The most common pitfalls of ESG investing
The struggle for many investors is incorporating those ESG factors which can enhance a portfolio’s risk-adjusted performance. Countless academic papers which study the relationship between corporate & social responsibility and a stocks’ performance reach contradictory conclusions on this point. Below we examine the common pitfalls that befall investors in this space, below we’ve outlined the primary reasons that these can occur:

1. Unreliable data
ESG performance is not reported in a universal format, thus a lack of robustness, comparability, reliability and timeliness can be prevalent. According to the CFA Institute, this remains the most restrictive factor for investors in effectively evaluating non-financial information. Various interest groups such as the Sustainability Accounting Standards Board (SASB) and the Investor Network on Climate Risk (INCR) are helping to drive consistency by standardising the disclosure on specific ESG topics.

This problem can often be augmented when ratings agencies rely on this inconsistent data to calculate the metrics for their differing methodologies. Consequently, the same company can display disparity for the same metric emanating from two different agencies. The same problem can also occur via changes in methodology by these same agencies, making it tricky to interpret time series

2. Data mining & Reverse causality
Repeating the same thing often enough will occasionally yield successful results. Take a single ESG factor in isolation; sufficient research on a given ESG factor could unintentionally reveal an attractive correlation in relation to stock performance.

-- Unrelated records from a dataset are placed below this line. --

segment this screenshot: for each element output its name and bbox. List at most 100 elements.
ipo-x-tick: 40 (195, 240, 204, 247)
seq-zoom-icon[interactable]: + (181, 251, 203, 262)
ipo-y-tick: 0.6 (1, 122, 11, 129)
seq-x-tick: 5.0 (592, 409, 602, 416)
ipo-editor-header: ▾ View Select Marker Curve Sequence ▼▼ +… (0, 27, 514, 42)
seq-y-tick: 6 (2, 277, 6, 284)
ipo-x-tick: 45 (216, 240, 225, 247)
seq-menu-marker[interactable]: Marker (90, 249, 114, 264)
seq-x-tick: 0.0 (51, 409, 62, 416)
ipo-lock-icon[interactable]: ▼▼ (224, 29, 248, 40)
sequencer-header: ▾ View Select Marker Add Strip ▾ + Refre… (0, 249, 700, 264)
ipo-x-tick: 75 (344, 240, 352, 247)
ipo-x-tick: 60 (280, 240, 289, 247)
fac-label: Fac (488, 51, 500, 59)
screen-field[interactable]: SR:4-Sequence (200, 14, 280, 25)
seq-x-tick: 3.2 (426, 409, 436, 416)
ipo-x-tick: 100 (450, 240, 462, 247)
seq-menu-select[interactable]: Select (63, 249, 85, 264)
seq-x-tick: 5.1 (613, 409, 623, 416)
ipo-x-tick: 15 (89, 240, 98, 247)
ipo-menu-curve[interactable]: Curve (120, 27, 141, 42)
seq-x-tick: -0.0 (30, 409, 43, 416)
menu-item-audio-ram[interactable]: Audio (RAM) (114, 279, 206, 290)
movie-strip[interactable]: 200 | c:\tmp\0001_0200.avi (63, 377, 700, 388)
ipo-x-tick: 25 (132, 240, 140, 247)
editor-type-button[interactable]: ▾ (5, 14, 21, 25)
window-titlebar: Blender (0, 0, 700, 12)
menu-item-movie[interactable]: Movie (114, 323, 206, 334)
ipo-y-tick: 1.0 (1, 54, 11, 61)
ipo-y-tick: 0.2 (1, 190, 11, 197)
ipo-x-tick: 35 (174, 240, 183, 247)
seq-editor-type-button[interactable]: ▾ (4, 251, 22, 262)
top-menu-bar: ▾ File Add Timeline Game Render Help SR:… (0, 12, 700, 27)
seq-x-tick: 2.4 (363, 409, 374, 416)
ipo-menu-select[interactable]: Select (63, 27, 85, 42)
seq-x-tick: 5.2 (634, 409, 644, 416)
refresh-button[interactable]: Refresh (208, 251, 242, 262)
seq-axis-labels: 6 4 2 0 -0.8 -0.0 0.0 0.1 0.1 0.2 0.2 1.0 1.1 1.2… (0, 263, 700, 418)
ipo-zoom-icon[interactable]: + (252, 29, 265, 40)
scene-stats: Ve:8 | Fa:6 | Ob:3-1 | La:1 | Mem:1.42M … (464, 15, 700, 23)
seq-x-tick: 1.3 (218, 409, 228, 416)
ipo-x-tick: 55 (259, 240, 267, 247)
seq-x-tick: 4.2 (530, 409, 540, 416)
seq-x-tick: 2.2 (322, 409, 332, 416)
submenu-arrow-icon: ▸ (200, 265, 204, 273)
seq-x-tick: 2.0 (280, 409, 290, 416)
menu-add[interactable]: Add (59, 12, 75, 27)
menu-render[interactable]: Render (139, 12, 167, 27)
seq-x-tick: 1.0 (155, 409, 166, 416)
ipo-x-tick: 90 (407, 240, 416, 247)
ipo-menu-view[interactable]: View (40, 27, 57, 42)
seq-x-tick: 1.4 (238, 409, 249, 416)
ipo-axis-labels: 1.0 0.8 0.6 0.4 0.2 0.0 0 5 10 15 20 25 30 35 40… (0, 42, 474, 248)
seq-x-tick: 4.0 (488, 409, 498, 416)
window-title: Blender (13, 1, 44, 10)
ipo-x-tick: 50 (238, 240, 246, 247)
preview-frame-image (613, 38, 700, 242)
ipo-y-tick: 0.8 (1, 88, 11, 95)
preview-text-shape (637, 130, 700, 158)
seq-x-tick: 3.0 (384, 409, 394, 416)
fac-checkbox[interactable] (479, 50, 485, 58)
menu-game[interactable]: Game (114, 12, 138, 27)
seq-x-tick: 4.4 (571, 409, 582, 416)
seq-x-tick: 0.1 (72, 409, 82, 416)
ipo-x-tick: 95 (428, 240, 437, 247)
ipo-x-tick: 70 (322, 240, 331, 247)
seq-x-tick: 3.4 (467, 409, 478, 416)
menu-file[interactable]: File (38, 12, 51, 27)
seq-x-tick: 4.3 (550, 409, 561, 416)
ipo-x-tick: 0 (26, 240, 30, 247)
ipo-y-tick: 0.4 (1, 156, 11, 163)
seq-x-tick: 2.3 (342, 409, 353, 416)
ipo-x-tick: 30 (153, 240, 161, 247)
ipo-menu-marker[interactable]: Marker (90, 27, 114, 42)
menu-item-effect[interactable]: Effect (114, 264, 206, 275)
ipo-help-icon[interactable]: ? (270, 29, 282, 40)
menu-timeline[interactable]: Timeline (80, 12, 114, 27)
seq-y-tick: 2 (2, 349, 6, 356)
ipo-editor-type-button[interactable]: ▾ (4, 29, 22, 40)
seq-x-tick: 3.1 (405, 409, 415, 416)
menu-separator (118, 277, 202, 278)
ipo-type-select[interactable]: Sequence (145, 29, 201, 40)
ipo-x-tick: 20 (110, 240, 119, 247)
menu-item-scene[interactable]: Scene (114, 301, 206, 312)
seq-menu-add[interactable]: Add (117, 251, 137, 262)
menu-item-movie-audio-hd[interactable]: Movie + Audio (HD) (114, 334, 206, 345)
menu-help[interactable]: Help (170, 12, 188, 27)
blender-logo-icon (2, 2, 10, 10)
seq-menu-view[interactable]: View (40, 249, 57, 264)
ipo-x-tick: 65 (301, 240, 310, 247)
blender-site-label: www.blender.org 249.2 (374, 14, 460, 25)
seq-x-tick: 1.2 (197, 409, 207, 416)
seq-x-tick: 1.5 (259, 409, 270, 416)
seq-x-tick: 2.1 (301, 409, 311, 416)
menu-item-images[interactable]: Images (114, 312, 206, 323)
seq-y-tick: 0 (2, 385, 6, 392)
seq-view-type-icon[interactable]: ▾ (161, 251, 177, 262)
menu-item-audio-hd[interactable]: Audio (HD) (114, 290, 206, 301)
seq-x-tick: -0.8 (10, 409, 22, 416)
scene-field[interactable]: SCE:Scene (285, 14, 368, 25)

With hundreds of ESG fields and a relatively short data history, the risk of data mining is high and researchers can often uncover spurious relationships between ESG factors and stock performance.

The frequency of data updates (often annual ratings) brings another risk of modelling; if causality is assumed when a correlation is observed. The danger for investors here, is using such a low-frequency measure to analyse the relationship between returns and trading strategies. The fundamental question here is; has the company performed well because they do good, or they do good, because they have performed well

3. Unintentional factor exposures
This pitfall can be two-fold: the inadvertent capturing of a factor via a sub-optimal approach, or an accidental exposure to a factor which the investor has no comprehension. ESG factors considered on a standalone basis may identify characteristics that could be better captured with other fundamental factors.

For example; the risk-adjusted performance of a ESG-tilted portfolio might exhibit an attractive profile, but in reality, it is actually exposed to Quality in a sub-optimal way (i.e. there are better ways to capture this Quality premium). Additionally, a naïve ESG exposure could present an unwanted bias to factors such as Volatility, Market Capitalisation or Sector, with the investor potentially and unwittingly exposed to these risks.

Nicolas Jamet is senior quantitative analyst at RAM Active Investments.